Forschende der Washington University School of Medicine haben ein Verfahren entwickelt, das anhand eines einzigen Bluttests den Beginn von Alzheimer-Symptomen mit einer Genauigkeit von drei bis vier Jahren vorhersagen kann. Grundlage ist der Plasmawert des Proteins p-tau217, der mit Amyloid- und Tau-Ablagerungen im Gehirn zusammenhängt.

Forscherinnen und Forscher der Washington University School of Medicine in St. Louis haben eine Methode entwickelt, mit der sich anhand eines einzigen Bluttests vorhersagen lässt, wann bei einer Person voraussichtlich Symptome der Alzheimer-Krankheit auftreten. In einer in Nature Medicine veröffentlichten Studie zeigten die Forschenden, dass ihre Modelle den Beginn von Alzheimer-Symptomen mit einer Abweichung von drei bis vier Jahren prognostizierten.
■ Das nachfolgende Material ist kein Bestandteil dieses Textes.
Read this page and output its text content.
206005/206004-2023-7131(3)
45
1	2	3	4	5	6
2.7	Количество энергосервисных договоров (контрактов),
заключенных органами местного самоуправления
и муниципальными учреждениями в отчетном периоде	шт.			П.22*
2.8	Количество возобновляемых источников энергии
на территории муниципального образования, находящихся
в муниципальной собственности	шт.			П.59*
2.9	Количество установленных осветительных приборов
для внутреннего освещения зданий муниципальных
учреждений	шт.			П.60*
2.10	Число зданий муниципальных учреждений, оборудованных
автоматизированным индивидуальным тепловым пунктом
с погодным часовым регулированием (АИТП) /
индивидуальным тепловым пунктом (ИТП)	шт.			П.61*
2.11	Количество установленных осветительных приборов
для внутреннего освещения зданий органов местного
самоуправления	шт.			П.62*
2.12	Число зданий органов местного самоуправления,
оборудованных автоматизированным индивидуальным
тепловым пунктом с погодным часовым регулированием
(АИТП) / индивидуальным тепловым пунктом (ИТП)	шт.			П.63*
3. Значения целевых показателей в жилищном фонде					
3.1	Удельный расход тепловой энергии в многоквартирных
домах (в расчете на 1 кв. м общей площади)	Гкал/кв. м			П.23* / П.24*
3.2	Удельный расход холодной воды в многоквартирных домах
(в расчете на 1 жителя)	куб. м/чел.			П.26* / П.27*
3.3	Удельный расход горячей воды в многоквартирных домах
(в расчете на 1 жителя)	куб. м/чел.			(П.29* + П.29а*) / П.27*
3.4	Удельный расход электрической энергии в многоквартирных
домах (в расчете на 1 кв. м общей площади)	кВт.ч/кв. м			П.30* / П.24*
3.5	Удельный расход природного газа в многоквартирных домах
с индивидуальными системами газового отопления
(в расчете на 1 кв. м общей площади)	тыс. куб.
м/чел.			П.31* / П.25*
Die Modelle nutzen ein Protein namens p-tau217 im Plasma einer Person – dem flüssigen Anteil des Blutes –, um das Alter abzuschätzen, in dem sie beginnen wird, Symptome der neurodegenerativen Erkrankung zu entwickeln. Die Wissenschaftler stellten fest, dass das Verhältnis von phosphoryliertem zu nicht phosphoryliertem Tau an Position 217 ("%p-tau217") das Auftreten von Alzheimer-Symptomen innerhalb von drei bis vier Jahren vorhersagen konnte.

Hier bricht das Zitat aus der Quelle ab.